Wednesday 23 July 2008

Conways

I think it would have been in 1969 or 1970 that I was driving in Edinburgh's New Town during the Festival and saw an elderly couple looking stranded beside an obviously damaged car on Queen Street. So I pulled over and asked if I could help. It turned out they were American tourists, passing through Edinburgh en route to somewhere further north when they had been involved in a traffic accident in their hired car. Their car was being taken away for repair but they had not planned to be in Edinburgh that night and so had made no arrangements for somewhere to stay. And as it was Festival time, there wasn't a spare room to be had. So I invited them to stay at the family's home where I was still living. My parents were away on holiday, so there was plenty of room. It must have been a bit strange for this couple to trust a complete stranger but eventually we all drove back home and they stayed the night and all went charmingly.

Their name was Conway, and I'm sorry to say that I never kept in touch with them afterwards. I would love to have found out what they really thought was going on - were they worried about being kidnapped, or ending up in a drug den, or what? I guess now I will never know.

Sunday 6 July 2008

Taste of Italy

When I worked as Head of Design at the National Gallery in London in the 1980s we staged a small exhibition comparing two works by Canaletto and Guardi, both views of the Piazza San Marco in Venice. As usual I arranged for large sign-written boards to be produced to promote this exhibition, which were made up in sections and then mounted on the front facade of the gallery. On the day of the exhibition itself I was called out to see the boards being put in place, only to realise that the signwriters had missed out a crucial "A" between two sections, and the National Gallery was now proudly advertising the PIZZA San Marco to the tourists in Trafalgar Square. Ah, what memories...

Saturday 5 July 2008

One act, one scene

At school there was a tradition that the junior boys performed, during the winter term, one-act plays, usually supposed to be comedy, for the school. And so, aged about 13, I found myself involved in a humorous play called In The Dentist's Waiting Room. My part was not large or central; it involved appearing on two occasions, in the first and last scenes, speaking a few lines which moved the plot forward in some fashion, and then exiting again.
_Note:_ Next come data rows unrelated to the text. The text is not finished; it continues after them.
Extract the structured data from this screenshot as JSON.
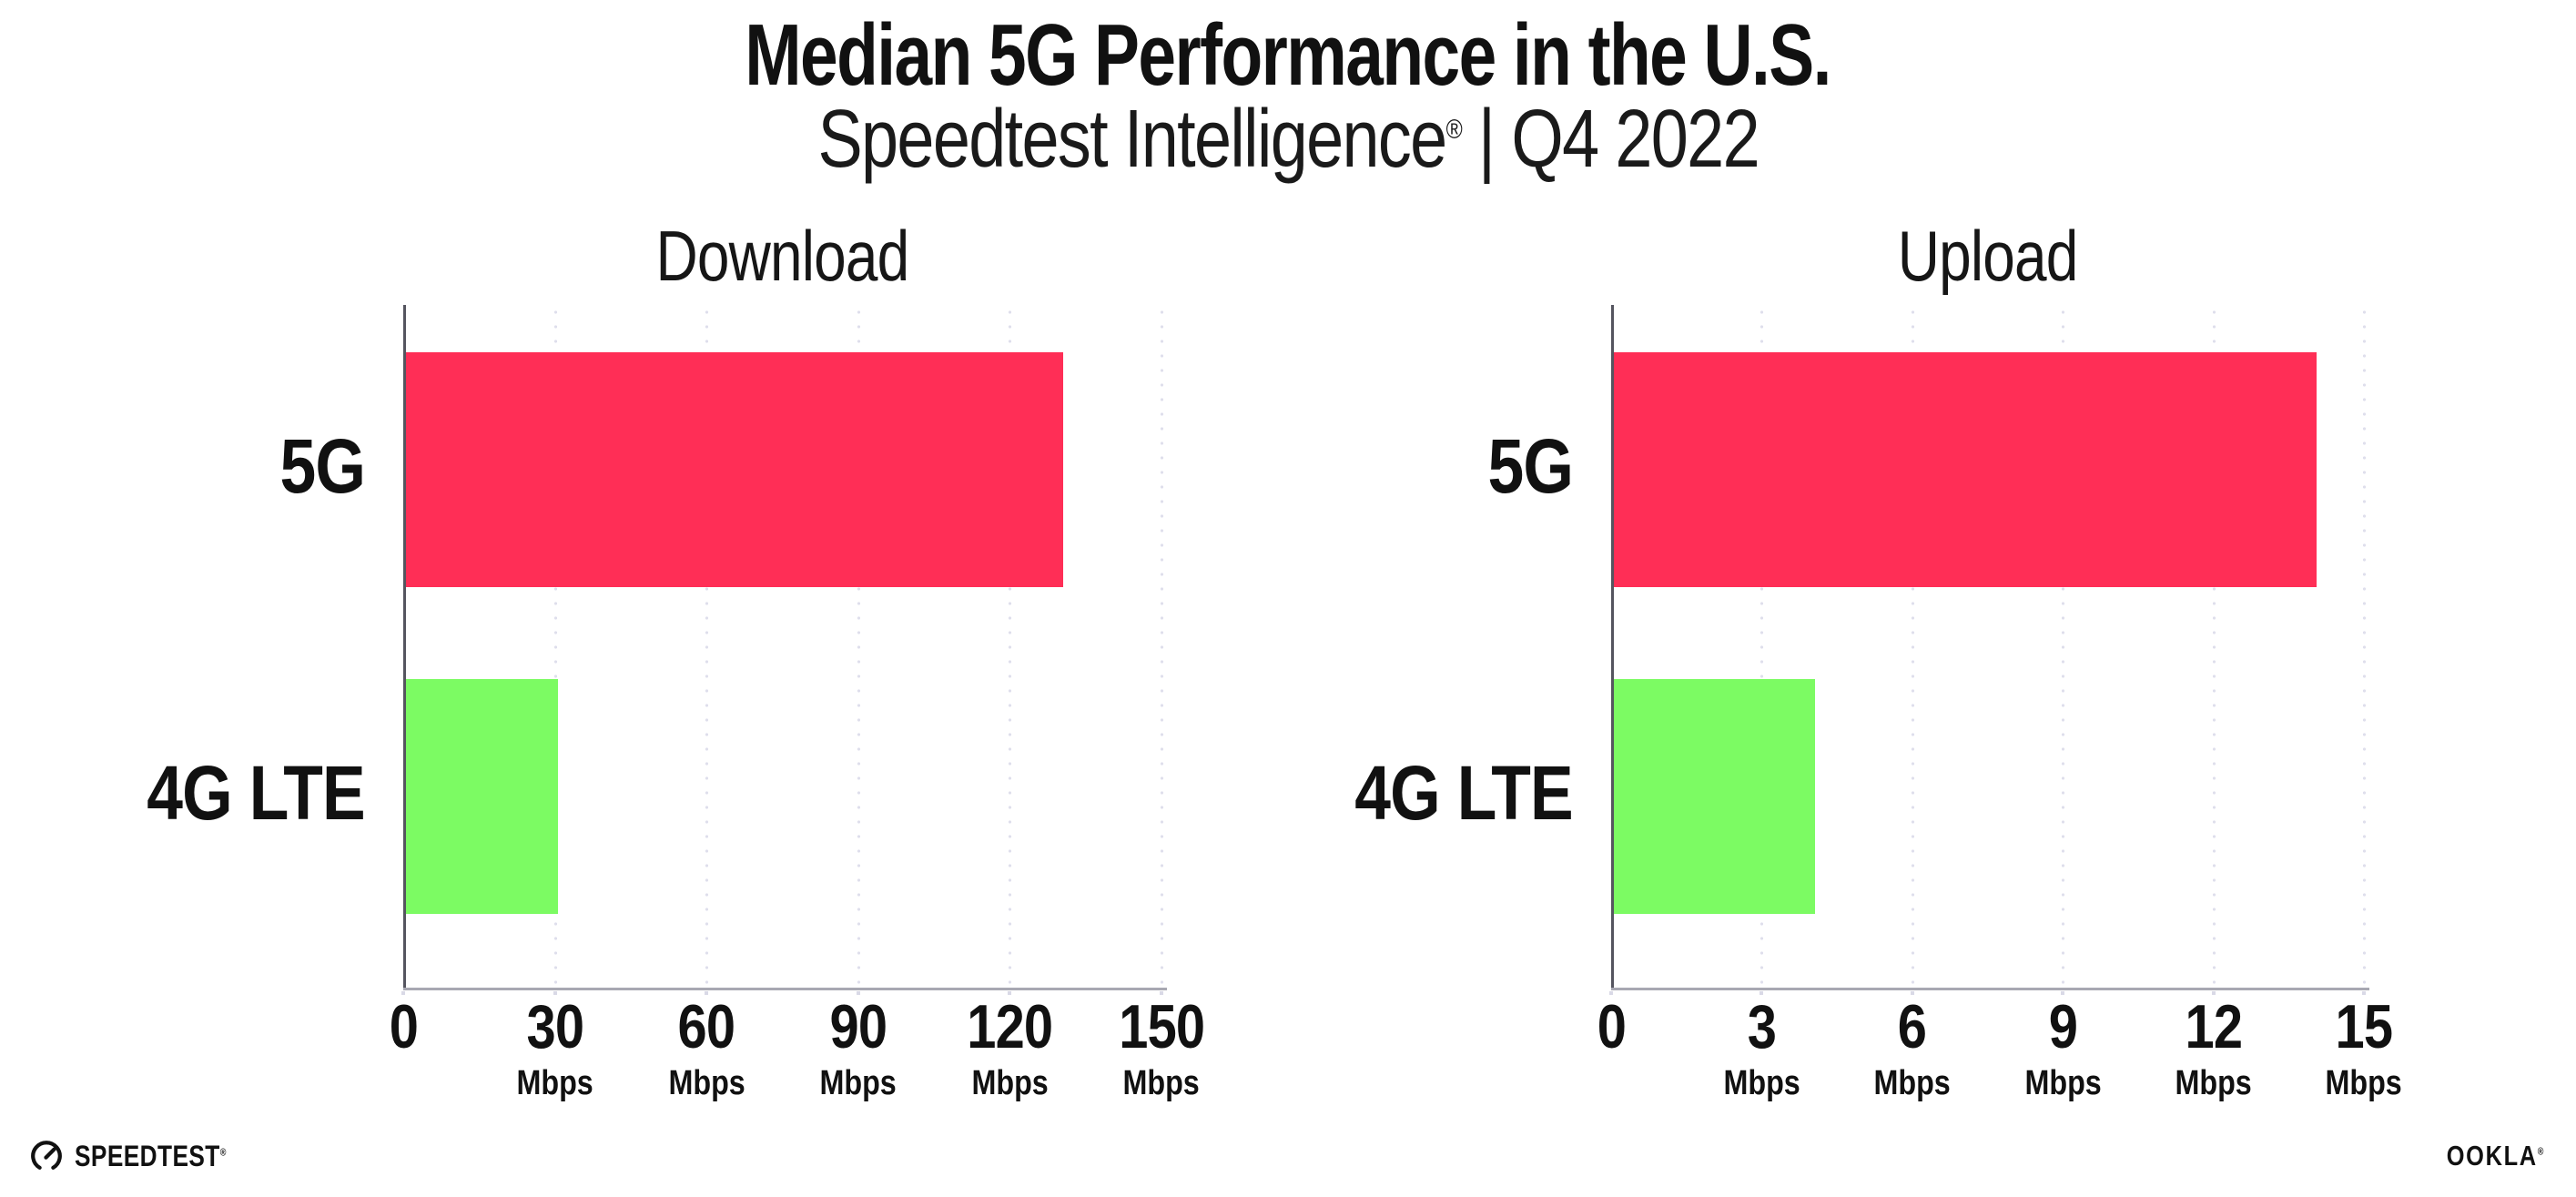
{
  "header": {
    "title": "Median 5G Performance in the U.S.",
    "subtitle_brand": "Speedtest Intelligence",
    "subtitle_reg": "®",
    "subtitle_rest": " | Q4 2022"
  },
  "chart_data": [
    {
      "type": "bar",
      "orientation": "horizontal",
      "title": "Download",
      "categories": [
        "5G",
        "4G LTE"
      ],
      "values": [
        130,
        30
      ],
      "value_unit": "Mbps",
      "xlim": [
        0,
        150
      ],
      "xticks": [
        0,
        30,
        60,
        90,
        120,
        150
      ],
      "xtick_unit": "Mbps",
      "series_colors": [
        "#FF2E56",
        "#7CFB63"
      ],
      "grid": "vertical-dotted",
      "legend": "none"
    },
    {
      "type": "bar",
      "orientation": "horizontal",
      "title": "Upload",
      "categories": [
        "5G",
        "4G LTE"
      ],
      "values": [
        14,
        4
      ],
      "value_unit": "Mbps",
      "xlim": [
        0,
        15
      ],
      "xticks": [
        0,
        3,
        6,
        9,
        12,
        15
      ],
      "xtick_unit": "Mbps",
      "series_colors": [
        "#FF2E56",
        "#7CFB63"
      ],
      "grid": "vertical-dotted",
      "legend": "none"
    }
  ],
  "footer": {
    "speedtest": "SPEEDTEST",
    "speedtest_reg": "®",
    "ookla": "OOKLA",
    "ookla_reg": "®"
  },
  "colors": {
    "bar_5g": "#FF2E56",
    "bar_4g_lte": "#7CFB63",
    "gridline": "#DFDFEC",
    "y_axis": "#55555F",
    "x_axis": "#A8A8B2",
    "text": "#111111",
    "background": "#FFFFFF"
  }
}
Unfortunately, the occasion overcame me. I made my first entrance, in the first scene, and spoke my lines clearly. They were, however, my lines for the final scene. The rest of the cast, rehearsed to a Pavlovian level of response, followed on from my lines and completed the final scene. The curtains closed to a surprised silence from the audience. The play, which was supposed to last fifteen minutes, had taken four. And it had had no discernible plot. And it was not remotely funny.

Noone said anything afterwards. My excuse is that the two lines were very similar - I swear.

Friday 4 July 2008

Orienteering

In 1973, I guess, I was working at the Edinburgh Film Festival for the summer, and one of the films launched there was The Wicker Man. This was a fairly weird movie by any standards, and has since become a cult, valued in retrospect much more than its lukewam reviews and limited box-office at the time would have suggested. There was a press screening one day, attended by one of the actors in the film, Lindsay Kemp, who had a 'character' part as a Scottish innkeeper (if I remember). Lindsay was one of the features of the Edinburgh cultural scene, leading a mime troupe that I had first seen perform at the Richard Demarco Gallery in 1968.

After the screening several of the EIFF team went out to a nearby pub for a drink with Lindsay, together with Jack Birkett (Orlando) and others of Lindsay's group. In the chat, someone asked Lindsay, who was about as camp as they come, how he knew he was gay. 'Well', replied Lindsay, 'it's very simple. Women don't give me erections.' Now, I'm sure there are all sorts of experts in sexual orientation who would say it's a lot more complicated than that, but to me that was about as useful a test of which way one was swinging as any deeper psychological study. On this simple premise, I was able back then and since to confirm that I was in a different -er - camp from Lindsay.